Stanene

Wednesday, December 18th, 2013

Stanene — atom-thick tin — is a topological insulator:

While the interior of such a material is an electrical insulator, the outside edges and surfaces are electrically conductive. If exploited properly, this weird property of topological insulators can make it possible for electrons to flow without resistance.

To understand, an explanation of how electrons move in topological insulators is needed. Like tiny twirling bar magnets with north and south poles, electrons spin as they move around in a material. When electrons move around in the surfaces and edges of topological insulators, the direction of their spin becomes aligned with the direction of their flow. A consequence of this effect — known as the quantum spin Hall state — is that flowing electrons can’t easily reverse direction. That is true even if they hit an impurity within the material — an event that in normal conductors causes electrons to scatter backwards and dissipate energy.

When electrons travel along the surface of a three-dimensional topological insulator, they generally can’t bounce backwards, but they can still jostle each other sideways, wasting energy. But in two-dimensional topological insulators — surfaces that are just one atom thick — flowing electrons become restricted to a single lane, eliminating all interference. Recent experiments confirm that electrons can zip along the edges of flat topological insulators with 100 percent efficiency.

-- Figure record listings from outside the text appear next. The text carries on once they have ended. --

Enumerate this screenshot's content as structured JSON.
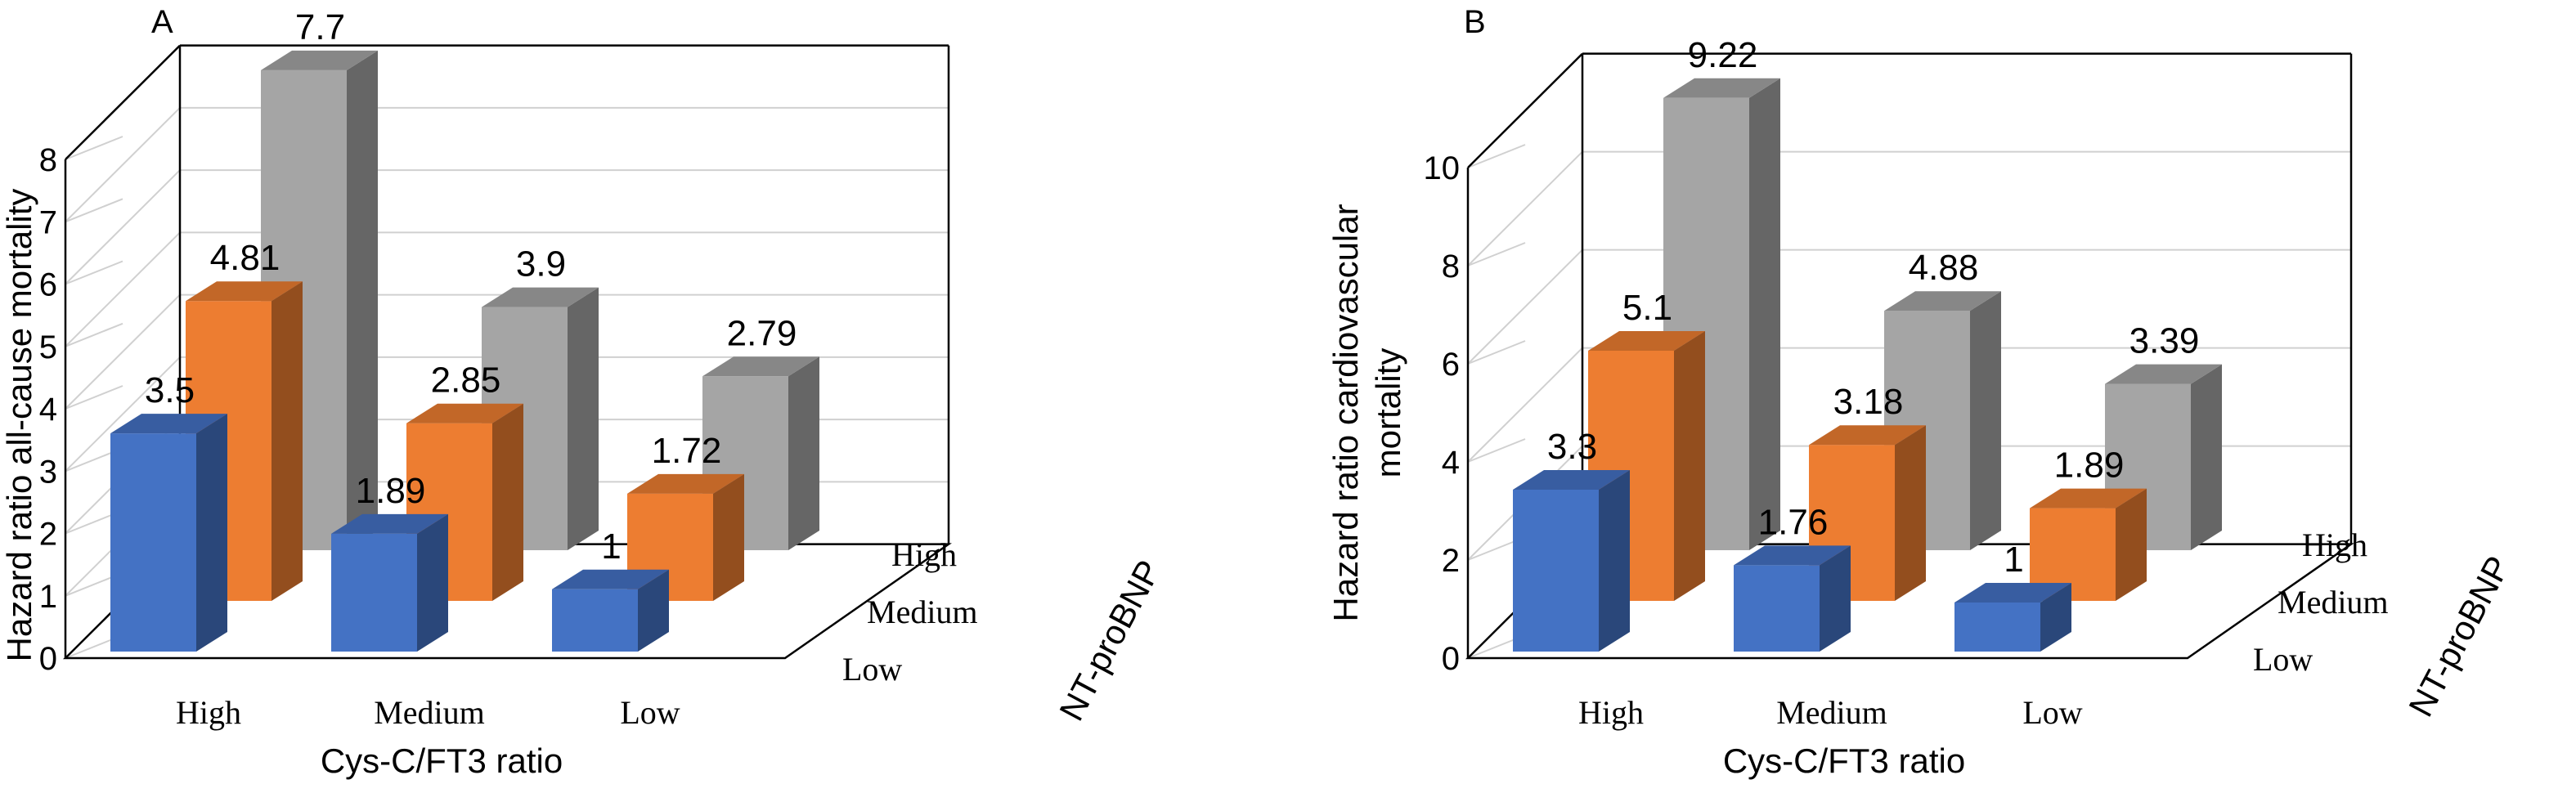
{
  "panels": [
    {
      "panel_label": "A",
      "chart_data": {
        "type": "bar",
        "subtype": "3d-clustered-depth",
        "ylabel": "Hazard ratio all-cause mortality",
        "xlabel": "Cys-C/FT3 ratio",
        "zlabel": "NT-proBNP",
        "categories": [
          "High",
          "Medium",
          "Low"
        ],
        "depth_categories": [
          "High",
          "Medium",
          "Low"
        ],
        "ylim": [
          0,
          8
        ],
        "yticks": [
          "0",
          "1",
          "2",
          "3",
          "4",
          "5",
          "6",
          "7",
          "8"
        ],
        "series": [
          {
            "name": "Low",
            "color": "#4472c4",
            "values": [
              3.5,
              1.89,
              1
            ],
            "labels": [
              "3.5",
              "1.89",
              "1"
            ]
          },
          {
            "name": "Medium",
            "color": "#ed7d31",
            "values": [
              4.81,
              2.85,
              1.72
            ],
            "labels": [
              "4.81",
              "2.85",
              "1.72"
            ]
          },
          {
            "name": "High",
            "color": "#a5a5a5",
            "values": [
              7.7,
              3.9,
              2.79
            ],
            "labels": [
              "7.7",
              "3.9",
              "2.79"
            ]
          }
        ]
      }
    },
    {
      "panel_label": "B",
      "chart_data": {
        "type": "bar",
        "subtype": "3d-clustered-depth",
        "ylabel": "Hazard ratio cardiovascular mortality",
        "ylabel_lines": [
          "Hazard ratio cardiovascular",
          "mortality"
        ],
        "xlabel": "Cys-C/FT3 ratio",
        "zlabel": "NT-proBNP",
        "categories": [
          "High",
          "Medium",
          "Low"
        ],
        "depth_categories": [
          "High",
          "Medium",
          "Low"
        ],
        "ylim": [
          0,
          10
        ],
        "yticks": [
          "0",
          "2",
          "4",
          "6",
          "8",
          "10"
        ],
        "series": [
          {
            "name": "Low",
            "color": "#4472c4",
            "values": [
              3.3,
              1.76,
              1
            ],
            "labels": [
              "3.3",
              "1.76",
              "1"
            ]
          },
          {
            "name": "Medium",
            "color": "#ed7d31",
            "values": [
              5.1,
              3.18,
              1.89
            ],
            "labels": [
              "5.1",
              "3.18",
              "1.89"
            ]
          },
          {
            "name": "High",
            "color": "#a5a5a5",
            "values": [
              9.22,
              4.88,
              3.39
            ],
            "labels": [
              "9.22",
              "4.88",
              "3.39"
            ]
          }
        ]
      }
    }
  ]
}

In the past decade, researchers have made topological insulators from compounds of electron-rich, heavy elements including mercury, bismuth, antimony, tellurium and selenium. None of them were perfect conductors of electricity at room temperature. Then Stanford University theoretical physicist Shoucheng Zhang and colleagues decided to investigate tin, a similarly electron-rich, heavy element. The team’s calculations suggest that single-atom layers of tin are topological insulators where electrons flow perfectly at and above room temperature.